Employers Can’t Dispute Employees’ Date of Birth at Fag End of Their Service

Case: Shankar Lal versus Hindustan Copper Ltd and others

Coram: Justices DY Chandrachud and Aniruddha Bose

Case No.: CIVIL APPEAL NO.2858 OF 2022

Court Observation: “This exercise was conducted without giving any opportunity of hearing to the appellant and at the fag end of his service tenure. Otherwise, various documents including the L.I.C. policy consistently reflect 21st September 1949 to be the appellant’s birthdate”

“This is not a case where a workman is seeking to change his date of birth to his benefit at the end of his career. This is a case where the employer is altering the records at the end of the career of the workman to his detriment by taking a unilateral decision that the date of birth specified in the appellant’s service book was erroneous, relying on a date disclosed in a statutory form”

“VRS benefit is an entitlement and assumes the character of property to the employee concerned once his application for VRS is accepted. It is the right of a person under Article 300A of the Constitution of India to have the VRS benefit to be given on accurate assessment thereof, the employer here being a public sector unit. If at the time of quantifying the VRS benefit after accepting an employee’s application for voluntary retirement, the employer take any step that would reduce such benefit in monetary terms, such step shall have to be taken under the authority of law.
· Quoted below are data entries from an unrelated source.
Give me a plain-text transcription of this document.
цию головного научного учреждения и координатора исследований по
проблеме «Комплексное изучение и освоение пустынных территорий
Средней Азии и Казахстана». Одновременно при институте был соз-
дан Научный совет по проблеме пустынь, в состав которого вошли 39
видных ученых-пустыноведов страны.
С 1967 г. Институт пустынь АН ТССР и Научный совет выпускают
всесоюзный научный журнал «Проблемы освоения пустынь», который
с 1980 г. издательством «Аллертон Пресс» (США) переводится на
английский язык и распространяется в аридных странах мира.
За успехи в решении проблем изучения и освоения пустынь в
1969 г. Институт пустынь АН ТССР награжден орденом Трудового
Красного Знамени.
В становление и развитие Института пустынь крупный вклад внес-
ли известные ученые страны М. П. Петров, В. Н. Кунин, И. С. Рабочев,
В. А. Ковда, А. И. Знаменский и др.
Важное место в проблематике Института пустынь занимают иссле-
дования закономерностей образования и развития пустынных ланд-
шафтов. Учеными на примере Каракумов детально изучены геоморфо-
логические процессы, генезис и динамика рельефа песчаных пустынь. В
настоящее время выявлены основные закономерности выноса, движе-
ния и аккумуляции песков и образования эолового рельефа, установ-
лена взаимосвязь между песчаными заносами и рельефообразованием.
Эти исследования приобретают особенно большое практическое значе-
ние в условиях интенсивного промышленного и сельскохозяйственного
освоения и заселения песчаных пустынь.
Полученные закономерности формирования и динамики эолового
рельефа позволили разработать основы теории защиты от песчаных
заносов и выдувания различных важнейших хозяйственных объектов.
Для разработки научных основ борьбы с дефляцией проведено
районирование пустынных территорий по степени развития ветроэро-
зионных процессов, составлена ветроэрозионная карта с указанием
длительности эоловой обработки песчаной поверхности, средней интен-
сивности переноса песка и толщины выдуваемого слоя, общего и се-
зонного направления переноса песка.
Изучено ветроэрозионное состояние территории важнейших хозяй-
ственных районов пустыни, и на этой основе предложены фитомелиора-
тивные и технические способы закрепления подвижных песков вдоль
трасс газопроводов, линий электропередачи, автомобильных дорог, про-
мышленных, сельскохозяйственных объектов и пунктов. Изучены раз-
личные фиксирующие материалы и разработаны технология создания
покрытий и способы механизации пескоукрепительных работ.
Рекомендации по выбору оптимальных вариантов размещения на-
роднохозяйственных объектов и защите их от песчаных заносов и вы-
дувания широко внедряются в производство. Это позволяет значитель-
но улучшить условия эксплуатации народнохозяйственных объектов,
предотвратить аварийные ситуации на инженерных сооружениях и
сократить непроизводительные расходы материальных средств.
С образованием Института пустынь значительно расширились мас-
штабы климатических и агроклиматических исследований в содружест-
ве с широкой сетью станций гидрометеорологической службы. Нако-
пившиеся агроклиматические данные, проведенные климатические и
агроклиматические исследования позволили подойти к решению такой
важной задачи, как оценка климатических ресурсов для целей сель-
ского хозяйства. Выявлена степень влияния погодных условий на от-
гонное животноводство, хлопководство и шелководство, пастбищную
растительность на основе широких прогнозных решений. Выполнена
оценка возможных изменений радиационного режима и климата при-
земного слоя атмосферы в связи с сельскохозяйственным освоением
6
We find the action of the employer lacking in authority of law in this case on two counts. First, it fails for not adhering to the principles of natural justice. The decision not to follow the service book recordal was taken without giving an opportunity of hearing to the appellant. The opportunity of hearing of the appellant also accrued because the employer themselves had proceeded on the basis that the later date i.e., 21st September 1949 was the birthdate of the appellant and this was a long established position. Moreover, since in the own records of the employer two dates were shown, under normal circumstances it would have been incumbent on their part to undertake an exercise on application of mind to determine in which of these two records the mistake had crept in. That process would also have had to involve participation of the appellant, which would have been compatible with the principles of natural justice. There are several authorities in which this Court has deprecated the practice on the part of the employees at the fag end of their career to dispute the records pertaining to their dates of birth that would have the effect of extension of the length of their service. The very reasoning on which an employee is not permitted to raise age­-correction plea at the fag end of his service to extend his tenure should also apply to the employer as well. It is the employer here who had proceeded on the basis of age of the appellant reflected in his service book during the latter’s service tenure and they ought not to be permitted to fall back on the Form “B” which would curtail the VRS benefit of the appellant”.